Jarenlang heb ik mij verzet tegen het aandeelhoudersmodel. Bedrijven richtten zich te veel naar de wens van de kapitaalverstrekkers en hielden geen of te weinig rekening met de interesses en noden van de bredere samenleving. De kredietverleners wilden simpelweg, binnen de wetgeving weliswaar, geld verdienen. Zoveel en zo snel als mogelijk. In mijn optiek was dat kortzichtig, egocentrisch en armoedig.
Het aandeelhoudersmodel wordt het beste verwoord door Milton Friedman in 1970: “Er is maar één sociale verantwoordelijkheid van het bedrijfsleven: binnen de spelregels zijn winst te vergroten”. Niets meer en niets minder. Hij zei het in het jaar waarin ik met gefronste wenkbrauwen ter wereld kwam en mijn eerste CO2 uitstootte. Mijn persoonlijke voetafdruk verontrustte mij maar ik werd in slaap gewiegd doordat de wetgeving het toestond.
Tijdens mijn jeugd bleven de kapitaalkrachtigen de boventoon voeren: hoe meer er verdiend werd, hoe beter. Dat was een teken van vooruitgang. Achteraf snap ik pas waarom ik mij nooit echt gelukkig voelde in die periode: mensen die veel geld verdienden werden gezien als helden, als geslaagd, als voorbeeld voor anderen. Ik begreep intuïtief nooit waarom, wat maakten mensen die handig geld van anderen afhandig maakten nu zo superieur?
Toen ik ouder werd en zelf in het bedrijfsleven verzeild raakte verschoof de aandacht van het bedrijfsleven naar stakeholders, of te wel naar groepen belanghebbenden met andere belangen dan geld. Mensen die overlast van het bedrijfsleven ondervonden. Mensen die vieze lucht inademden en ziek werden, mensen die hun natuurlijke omgeving zagen verdwijnen, zich niet gehoord voelden, zich zorgen maakten, hun huis moesten ontvluchtten of werden uitgebuit. Kortom, mensen die er voorheen niet toe deden.
Tijdens mijn promotieonderzoek besefte ik mij de noodzaak voor bedrijven om over te schakelen van het bedrijfscentrale stakeholder model naar het maatschappij-centrale ontwikkelingsmodel. Een bedrijfsstrategie waarbij je de maatschappelijke ontwikkeling in een bepaalde regio centraal stelt in plaats van te reageren op belanghebbenden.

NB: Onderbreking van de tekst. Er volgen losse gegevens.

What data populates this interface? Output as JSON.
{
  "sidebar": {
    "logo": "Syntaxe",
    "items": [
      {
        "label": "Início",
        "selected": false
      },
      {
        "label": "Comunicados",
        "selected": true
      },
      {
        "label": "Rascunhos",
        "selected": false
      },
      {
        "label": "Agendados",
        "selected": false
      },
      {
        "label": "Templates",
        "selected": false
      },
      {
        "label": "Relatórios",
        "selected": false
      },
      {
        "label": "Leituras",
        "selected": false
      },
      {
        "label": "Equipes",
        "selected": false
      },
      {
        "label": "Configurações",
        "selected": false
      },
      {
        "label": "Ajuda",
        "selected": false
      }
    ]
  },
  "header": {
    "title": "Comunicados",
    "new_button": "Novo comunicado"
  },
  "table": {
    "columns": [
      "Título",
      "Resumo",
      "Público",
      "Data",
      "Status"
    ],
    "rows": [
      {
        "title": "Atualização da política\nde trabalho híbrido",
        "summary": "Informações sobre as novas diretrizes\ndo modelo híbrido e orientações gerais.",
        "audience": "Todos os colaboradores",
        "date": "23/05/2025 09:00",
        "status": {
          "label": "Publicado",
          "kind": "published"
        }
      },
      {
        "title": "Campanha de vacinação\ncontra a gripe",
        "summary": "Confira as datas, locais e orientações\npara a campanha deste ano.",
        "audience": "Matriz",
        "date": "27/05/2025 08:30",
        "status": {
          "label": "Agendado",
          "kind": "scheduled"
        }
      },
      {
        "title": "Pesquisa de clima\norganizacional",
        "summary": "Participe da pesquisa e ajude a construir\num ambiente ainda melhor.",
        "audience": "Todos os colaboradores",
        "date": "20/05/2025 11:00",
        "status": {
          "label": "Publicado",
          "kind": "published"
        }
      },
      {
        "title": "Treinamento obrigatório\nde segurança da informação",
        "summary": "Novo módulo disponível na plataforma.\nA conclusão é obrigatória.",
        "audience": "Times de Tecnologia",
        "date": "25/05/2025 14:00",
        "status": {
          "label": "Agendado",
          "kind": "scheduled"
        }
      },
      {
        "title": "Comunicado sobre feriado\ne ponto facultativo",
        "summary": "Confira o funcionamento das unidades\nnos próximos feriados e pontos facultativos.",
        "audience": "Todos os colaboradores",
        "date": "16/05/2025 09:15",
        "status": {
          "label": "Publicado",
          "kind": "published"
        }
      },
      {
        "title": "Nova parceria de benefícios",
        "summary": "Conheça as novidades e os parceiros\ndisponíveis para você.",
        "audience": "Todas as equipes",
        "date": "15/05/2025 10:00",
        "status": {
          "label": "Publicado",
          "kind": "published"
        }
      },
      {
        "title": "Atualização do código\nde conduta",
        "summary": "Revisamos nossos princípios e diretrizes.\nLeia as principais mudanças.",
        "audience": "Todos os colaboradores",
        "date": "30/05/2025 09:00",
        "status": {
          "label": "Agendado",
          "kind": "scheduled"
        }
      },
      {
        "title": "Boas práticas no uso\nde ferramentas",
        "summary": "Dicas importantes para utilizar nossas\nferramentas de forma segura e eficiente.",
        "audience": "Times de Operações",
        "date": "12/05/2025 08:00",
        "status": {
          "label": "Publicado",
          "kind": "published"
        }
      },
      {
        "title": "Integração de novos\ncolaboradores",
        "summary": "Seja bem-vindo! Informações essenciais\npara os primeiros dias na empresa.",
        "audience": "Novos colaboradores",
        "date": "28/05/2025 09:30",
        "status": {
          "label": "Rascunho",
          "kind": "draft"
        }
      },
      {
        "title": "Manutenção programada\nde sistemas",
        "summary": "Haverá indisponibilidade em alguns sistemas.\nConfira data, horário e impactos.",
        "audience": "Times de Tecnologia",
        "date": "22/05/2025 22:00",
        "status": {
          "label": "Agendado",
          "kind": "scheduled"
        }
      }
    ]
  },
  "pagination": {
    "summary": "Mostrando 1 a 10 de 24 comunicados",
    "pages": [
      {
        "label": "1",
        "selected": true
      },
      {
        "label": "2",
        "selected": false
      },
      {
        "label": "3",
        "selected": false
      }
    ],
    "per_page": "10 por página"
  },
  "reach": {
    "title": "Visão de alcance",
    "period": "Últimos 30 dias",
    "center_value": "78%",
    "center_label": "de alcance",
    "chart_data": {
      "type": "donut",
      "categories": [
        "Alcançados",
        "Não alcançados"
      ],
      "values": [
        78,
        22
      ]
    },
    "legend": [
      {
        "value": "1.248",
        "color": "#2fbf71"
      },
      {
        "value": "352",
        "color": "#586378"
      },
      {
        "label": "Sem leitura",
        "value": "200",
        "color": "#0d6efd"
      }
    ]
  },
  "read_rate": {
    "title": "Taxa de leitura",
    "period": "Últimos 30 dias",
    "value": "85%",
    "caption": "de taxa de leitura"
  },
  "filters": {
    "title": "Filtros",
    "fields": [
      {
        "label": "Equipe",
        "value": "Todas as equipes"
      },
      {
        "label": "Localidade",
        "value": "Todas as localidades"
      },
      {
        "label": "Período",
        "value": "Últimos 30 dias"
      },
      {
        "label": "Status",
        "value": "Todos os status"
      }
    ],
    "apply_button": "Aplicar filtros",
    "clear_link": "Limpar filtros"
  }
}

Een strategie waarbij je bijvoorbeeld het klimaat centraal stelt en het bedrijf zich aanpast aan de klimaatdoelstellingen.
Nederlandse bedrijven als Shell, Dow Chemicals, Tata Steel en anderen werken in de Industrietafel aan 55 procent CO2 reductie plannen waar Europese landen streven naar 49 procent CO2 uitstootvermindering in 2030. Nederlands meest vervuilende bedrijven bereiden zich dus al voor op een CO2 reductie doelstelling die veel verder gaat dan het Akkoord van Parijs. Dat is maatschappelijk denken, al is het een beetje onder druk van de overheid.
Voor bedrijven die niet zelf maatschappelijke vooruitgang centraal stellen maar nog steeds hun strategie afstemmen op de kredietverstrekkers: wees op uw hoede! Want ook de kredietverstrekkers maken vooruitstrevende plannen. ABN Amro en Triodos kondigden vorige week aan meer te willen doen dan ‘enkel hun eigen kantoren of leaseauto’s meten op CO2 uitstoot’. Ze beloofden alle leningen en investeringen, van hypotheken tot bedrijfskredieten, te zullen beoordelen op de impact op de klimaatverandering.
Als de oer-kapitalisten – de banken – zelfs het shareholder model inwisselen voor het maatschappelijke model: bedrijfsleven wees gewaarschuwd, geld verdienen zonder de maatschappij centraal te stellen kan niet meer!